Figures 7-9 detail the results for each "activity" for each country. Since the results were very consistent across the periods (January 2000-February 2012), we show one value per country per activity. Also shown is the goodness of fit.
In the developed-market countries, both volume measures, especially price times volume, have single exponents and excellent fits. The two exceptions are Switzerland and Italy, where volume traded and bid/ ask spread have a moderate goodness of fit, while price times volume has an excellent fit. It needs to be kept in mind that both Switzerland and Italy have a substantially smaller number of stocks in their universe, and this contributes to the lack of fit. However, it may also be the case that for both countries, a power law is not being followed.
For developing-market countries, there is a consistent presence of one scaling exponent, and in general, excellent fits. As mentioned earlier, Malaysia is the country with the consistently poor fit. Although Malaysia is not plagued by a lack of stocks, it clearly does not follow a scaling law. So, in Malaysia's case, we cannot say empirical evidence does not support market-cap breakpoints.

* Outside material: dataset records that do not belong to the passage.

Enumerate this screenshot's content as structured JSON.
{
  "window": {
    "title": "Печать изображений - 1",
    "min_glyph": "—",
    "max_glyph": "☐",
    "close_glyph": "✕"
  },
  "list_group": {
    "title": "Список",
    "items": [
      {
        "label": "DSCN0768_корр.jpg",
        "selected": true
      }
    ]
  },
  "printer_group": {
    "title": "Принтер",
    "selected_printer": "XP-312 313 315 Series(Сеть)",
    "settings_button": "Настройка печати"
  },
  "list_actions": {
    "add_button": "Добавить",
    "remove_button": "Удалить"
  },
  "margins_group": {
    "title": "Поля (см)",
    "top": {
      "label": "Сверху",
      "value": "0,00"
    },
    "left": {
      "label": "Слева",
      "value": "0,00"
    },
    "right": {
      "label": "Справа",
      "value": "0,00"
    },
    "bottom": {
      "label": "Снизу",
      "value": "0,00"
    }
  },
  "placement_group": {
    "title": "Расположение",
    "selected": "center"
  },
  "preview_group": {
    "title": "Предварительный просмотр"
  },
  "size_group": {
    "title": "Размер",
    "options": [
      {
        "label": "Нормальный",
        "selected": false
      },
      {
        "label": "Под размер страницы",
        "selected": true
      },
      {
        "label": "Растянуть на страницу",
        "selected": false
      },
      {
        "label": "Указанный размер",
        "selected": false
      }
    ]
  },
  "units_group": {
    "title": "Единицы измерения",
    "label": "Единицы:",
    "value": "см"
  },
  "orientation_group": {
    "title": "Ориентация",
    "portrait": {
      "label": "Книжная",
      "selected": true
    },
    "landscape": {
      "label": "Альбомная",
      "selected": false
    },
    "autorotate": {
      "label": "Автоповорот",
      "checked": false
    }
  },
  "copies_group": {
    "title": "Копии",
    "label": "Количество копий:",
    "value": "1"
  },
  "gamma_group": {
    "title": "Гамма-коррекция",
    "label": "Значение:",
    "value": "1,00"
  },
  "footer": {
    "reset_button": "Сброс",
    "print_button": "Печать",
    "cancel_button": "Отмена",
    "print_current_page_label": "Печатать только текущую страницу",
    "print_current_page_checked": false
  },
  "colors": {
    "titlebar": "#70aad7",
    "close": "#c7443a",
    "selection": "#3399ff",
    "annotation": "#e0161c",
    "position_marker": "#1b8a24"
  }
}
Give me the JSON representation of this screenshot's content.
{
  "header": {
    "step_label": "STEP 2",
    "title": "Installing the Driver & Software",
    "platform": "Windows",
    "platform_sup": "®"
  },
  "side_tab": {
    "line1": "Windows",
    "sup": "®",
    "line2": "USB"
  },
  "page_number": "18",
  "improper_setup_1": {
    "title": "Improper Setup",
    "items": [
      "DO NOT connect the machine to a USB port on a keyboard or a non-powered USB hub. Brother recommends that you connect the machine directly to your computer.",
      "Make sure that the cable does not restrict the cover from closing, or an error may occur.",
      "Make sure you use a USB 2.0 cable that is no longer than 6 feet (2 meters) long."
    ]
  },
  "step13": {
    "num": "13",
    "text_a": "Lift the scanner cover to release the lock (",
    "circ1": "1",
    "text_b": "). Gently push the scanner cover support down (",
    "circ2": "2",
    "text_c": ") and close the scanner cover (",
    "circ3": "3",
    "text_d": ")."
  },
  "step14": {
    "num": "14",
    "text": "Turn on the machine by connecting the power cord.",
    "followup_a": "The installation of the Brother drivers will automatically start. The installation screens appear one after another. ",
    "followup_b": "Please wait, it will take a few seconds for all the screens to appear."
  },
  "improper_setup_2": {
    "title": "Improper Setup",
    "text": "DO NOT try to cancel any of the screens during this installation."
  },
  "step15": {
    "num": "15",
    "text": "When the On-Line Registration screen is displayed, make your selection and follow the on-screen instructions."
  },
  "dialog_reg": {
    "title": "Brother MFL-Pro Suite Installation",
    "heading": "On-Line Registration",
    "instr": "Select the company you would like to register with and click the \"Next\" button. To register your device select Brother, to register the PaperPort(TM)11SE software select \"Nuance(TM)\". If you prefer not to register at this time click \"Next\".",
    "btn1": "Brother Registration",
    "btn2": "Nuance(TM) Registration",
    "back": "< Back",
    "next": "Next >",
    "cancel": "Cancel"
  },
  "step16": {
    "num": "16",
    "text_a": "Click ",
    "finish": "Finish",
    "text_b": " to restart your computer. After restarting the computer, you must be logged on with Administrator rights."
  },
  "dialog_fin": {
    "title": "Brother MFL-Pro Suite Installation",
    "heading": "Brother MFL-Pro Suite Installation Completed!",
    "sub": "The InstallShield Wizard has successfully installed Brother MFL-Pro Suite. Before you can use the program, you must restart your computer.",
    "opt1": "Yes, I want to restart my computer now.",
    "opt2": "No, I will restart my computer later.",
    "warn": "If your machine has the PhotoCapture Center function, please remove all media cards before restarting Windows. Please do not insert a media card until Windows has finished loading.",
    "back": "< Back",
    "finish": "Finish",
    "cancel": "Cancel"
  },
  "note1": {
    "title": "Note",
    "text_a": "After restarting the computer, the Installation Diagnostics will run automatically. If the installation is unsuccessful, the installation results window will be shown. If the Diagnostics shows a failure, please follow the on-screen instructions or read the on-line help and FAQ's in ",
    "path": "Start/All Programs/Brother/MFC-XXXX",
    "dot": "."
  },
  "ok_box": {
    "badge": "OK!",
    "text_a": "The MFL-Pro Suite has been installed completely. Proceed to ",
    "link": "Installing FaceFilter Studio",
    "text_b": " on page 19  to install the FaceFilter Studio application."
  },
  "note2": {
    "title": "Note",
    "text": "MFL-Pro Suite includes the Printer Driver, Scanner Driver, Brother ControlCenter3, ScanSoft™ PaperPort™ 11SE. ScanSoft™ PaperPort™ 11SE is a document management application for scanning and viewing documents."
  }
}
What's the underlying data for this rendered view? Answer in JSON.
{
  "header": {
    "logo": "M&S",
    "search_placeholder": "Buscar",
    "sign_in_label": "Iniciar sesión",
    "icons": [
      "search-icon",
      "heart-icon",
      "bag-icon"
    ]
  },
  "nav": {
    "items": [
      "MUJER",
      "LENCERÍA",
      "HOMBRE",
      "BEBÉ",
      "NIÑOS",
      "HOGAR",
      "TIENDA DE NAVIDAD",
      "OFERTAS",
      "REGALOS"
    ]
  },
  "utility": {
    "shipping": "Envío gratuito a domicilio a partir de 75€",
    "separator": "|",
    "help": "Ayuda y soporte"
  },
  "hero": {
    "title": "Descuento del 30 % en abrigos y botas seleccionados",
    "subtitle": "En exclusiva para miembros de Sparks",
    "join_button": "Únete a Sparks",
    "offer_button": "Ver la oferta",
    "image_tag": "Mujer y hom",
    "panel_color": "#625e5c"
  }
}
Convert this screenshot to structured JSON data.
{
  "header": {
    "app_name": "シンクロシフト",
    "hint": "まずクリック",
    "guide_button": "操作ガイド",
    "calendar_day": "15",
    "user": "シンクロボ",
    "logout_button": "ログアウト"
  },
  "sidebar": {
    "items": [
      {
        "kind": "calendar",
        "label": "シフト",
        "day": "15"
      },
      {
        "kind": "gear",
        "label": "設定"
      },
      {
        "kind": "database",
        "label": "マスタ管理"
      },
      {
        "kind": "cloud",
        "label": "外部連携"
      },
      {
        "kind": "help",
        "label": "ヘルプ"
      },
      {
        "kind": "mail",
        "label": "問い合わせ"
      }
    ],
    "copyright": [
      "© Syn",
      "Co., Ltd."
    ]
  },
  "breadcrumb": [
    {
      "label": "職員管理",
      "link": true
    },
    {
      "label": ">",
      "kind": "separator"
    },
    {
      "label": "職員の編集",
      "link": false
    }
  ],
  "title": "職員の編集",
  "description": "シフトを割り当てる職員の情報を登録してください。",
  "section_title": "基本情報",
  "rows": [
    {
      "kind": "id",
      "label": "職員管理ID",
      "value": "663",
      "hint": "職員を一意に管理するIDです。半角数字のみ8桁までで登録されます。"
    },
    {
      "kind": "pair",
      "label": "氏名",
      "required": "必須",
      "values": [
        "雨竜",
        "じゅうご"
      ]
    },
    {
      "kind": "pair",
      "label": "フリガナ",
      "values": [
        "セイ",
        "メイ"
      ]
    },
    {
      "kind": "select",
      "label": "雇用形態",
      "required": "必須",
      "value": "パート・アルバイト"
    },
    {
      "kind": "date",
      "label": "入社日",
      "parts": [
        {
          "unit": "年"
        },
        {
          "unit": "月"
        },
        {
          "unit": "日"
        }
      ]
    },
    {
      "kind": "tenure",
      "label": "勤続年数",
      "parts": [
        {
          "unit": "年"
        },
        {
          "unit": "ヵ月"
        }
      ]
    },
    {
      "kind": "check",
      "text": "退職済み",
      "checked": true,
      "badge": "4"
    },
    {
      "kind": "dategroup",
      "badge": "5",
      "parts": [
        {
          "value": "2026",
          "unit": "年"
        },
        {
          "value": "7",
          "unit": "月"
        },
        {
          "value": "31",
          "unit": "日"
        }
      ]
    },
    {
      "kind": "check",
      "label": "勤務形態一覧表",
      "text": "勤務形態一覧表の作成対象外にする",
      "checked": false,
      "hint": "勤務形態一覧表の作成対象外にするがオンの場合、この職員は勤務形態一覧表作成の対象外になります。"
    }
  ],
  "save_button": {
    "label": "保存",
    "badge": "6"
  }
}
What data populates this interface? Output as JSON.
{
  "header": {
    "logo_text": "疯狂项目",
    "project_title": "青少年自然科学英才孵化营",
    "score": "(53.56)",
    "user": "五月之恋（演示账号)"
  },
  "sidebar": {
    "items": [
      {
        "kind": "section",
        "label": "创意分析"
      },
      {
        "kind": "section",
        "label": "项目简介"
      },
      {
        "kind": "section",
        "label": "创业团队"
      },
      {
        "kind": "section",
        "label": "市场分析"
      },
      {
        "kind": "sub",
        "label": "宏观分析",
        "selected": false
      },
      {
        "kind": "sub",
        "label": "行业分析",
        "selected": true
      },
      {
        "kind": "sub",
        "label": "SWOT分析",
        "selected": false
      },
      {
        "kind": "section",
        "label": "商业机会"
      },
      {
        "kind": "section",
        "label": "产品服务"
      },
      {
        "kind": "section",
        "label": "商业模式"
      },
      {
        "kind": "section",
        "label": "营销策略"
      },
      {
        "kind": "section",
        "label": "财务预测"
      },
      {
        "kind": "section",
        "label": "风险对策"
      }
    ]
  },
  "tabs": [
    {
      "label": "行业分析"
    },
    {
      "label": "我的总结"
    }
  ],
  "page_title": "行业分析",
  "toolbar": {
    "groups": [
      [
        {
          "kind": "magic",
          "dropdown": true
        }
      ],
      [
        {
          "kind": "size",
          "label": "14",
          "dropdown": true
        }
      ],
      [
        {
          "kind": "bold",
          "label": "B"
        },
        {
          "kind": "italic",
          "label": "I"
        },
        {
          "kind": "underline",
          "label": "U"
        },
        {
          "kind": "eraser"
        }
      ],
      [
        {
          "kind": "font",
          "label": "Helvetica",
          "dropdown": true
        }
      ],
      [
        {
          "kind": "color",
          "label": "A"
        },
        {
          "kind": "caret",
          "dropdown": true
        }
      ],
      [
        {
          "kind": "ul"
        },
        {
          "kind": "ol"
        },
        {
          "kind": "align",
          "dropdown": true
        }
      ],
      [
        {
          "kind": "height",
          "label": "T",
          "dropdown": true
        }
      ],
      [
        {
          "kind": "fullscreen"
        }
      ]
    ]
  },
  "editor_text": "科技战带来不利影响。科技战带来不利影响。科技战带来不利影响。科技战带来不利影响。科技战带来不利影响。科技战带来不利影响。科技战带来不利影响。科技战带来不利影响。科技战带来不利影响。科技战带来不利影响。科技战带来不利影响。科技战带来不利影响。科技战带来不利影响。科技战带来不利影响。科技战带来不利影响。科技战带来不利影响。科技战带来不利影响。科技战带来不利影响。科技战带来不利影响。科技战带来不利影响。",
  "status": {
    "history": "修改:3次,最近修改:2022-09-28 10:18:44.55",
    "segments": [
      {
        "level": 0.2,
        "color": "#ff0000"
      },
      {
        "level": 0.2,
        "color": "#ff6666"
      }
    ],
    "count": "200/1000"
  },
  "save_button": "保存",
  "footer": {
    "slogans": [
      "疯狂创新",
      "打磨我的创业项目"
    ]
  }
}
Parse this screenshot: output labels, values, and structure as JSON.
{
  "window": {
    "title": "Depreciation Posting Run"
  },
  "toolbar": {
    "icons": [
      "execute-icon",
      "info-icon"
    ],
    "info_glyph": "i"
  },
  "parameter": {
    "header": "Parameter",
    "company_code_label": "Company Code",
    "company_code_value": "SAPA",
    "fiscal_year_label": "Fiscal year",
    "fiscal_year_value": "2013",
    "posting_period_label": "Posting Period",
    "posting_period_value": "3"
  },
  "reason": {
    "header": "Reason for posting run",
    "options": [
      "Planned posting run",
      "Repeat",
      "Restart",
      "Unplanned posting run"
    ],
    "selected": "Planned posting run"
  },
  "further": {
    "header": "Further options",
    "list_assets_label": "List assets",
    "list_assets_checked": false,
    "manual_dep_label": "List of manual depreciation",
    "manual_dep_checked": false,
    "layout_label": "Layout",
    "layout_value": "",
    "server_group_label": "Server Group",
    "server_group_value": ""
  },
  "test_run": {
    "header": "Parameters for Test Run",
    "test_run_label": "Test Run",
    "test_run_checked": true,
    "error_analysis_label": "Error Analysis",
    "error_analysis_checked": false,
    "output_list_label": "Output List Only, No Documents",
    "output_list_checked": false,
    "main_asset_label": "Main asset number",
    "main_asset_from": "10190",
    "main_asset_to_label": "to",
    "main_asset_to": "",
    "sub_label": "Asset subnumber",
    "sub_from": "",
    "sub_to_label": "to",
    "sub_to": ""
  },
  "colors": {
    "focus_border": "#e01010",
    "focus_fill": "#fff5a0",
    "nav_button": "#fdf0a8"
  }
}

We have shown that in most of the countries examined, there is good-to-excellent evidence that empirical data such as volume, bid/ask spread and price times volume do not support commonly used market-cap breakpoints. These results are in line with other work that looked at other "activities" on both a daily and intraday basis. Again, our conclusions do not invalidate current market conventions. What our research shows is that in most cases, empirical measures of stock activity do not support the common market-cap breakpoints.
1. Plerou, V. et al. "Universal and Nonuniversal Properties of Cross Correlations in Financial Time Series," Physical Review Letters. 1999, vol. 83, 7.
2. Plerou, V. et al. "Random Matrix Approach to Cross Correlation in Financial Data," Physical Review E. 2002, vol. 65.
3. Zumbach, G. "How the Trading Activity Scales with the Company Size in the FTSE 100," Quantitative Finance. 2004, vol. 4, 4.
4. Li, W. et al. "Financial Factor Influence on Scaling and Memory of Trading Volume in Stock Markets," Physical Review E. 2011, vol. 84.
5. Kertesz, J. and Eisler, Z. "Limits of Scaling and Universality in Stock Market Data," (Online) Dec. 21, 2005. (cited: Jan. 12, 2012) http://arxiv.org/abs/physics/0512193v1.
6. Stumpf, M.P.H. and Porter, M.A. "Critical Truths about Power Laws," Science. 2012, 335.
7. Bouchaud, J-P and Potters, M. "Theory of Financial Risk and Derivative Pricing," Cambridge University Press, 2000.
1 Mega-cap stocks are considered to be part of the group comprising the 70 percent. While this article does not specifically work with mega-cap stocks, the conclusions it
draws about market-cap breakpoints apply to mega-cap stocks as well.
2 Most market-capitalization schemes that are tripartite in nature, such as the one above, do not tend to include micro-cap stocks. Market participants who are interested
in micro-cap stocks typically make an estimate as to where small-caps end and micro-caps begin. This article shows that such estimates may suffer from the same problem
that makes other market-cap breakpoints hard to justify empirically.
3 The usual least squares (LSQ) estimate assumes a variance in the y variable but none in the x variable, which is assumed to be known exactly. However, market capitalization
is a time series and therefore has its own variance. To account for this, we have to use a more sophisticated LSQ estimate with an error in both variables. Zumbach
used an LSQ estimator that is more complex to compute, since it involves a minimization problem (to find the best parameters) to find the roots of a one-dimensional
function (to compute the error on the parameters). The values of the minimum (slope and intercept) and the errors on the parameters (standard deviations of the slope
and intercept) are fairly insensitive to the choice for the standard deviation (s1 vs. s2), but the goodness of fit depends directly on the choice for the standard deviation.
Since s1 is lower than s2, this produces systematically worse goodness of fit. For this reason, we use the more conservative standard deviation s1.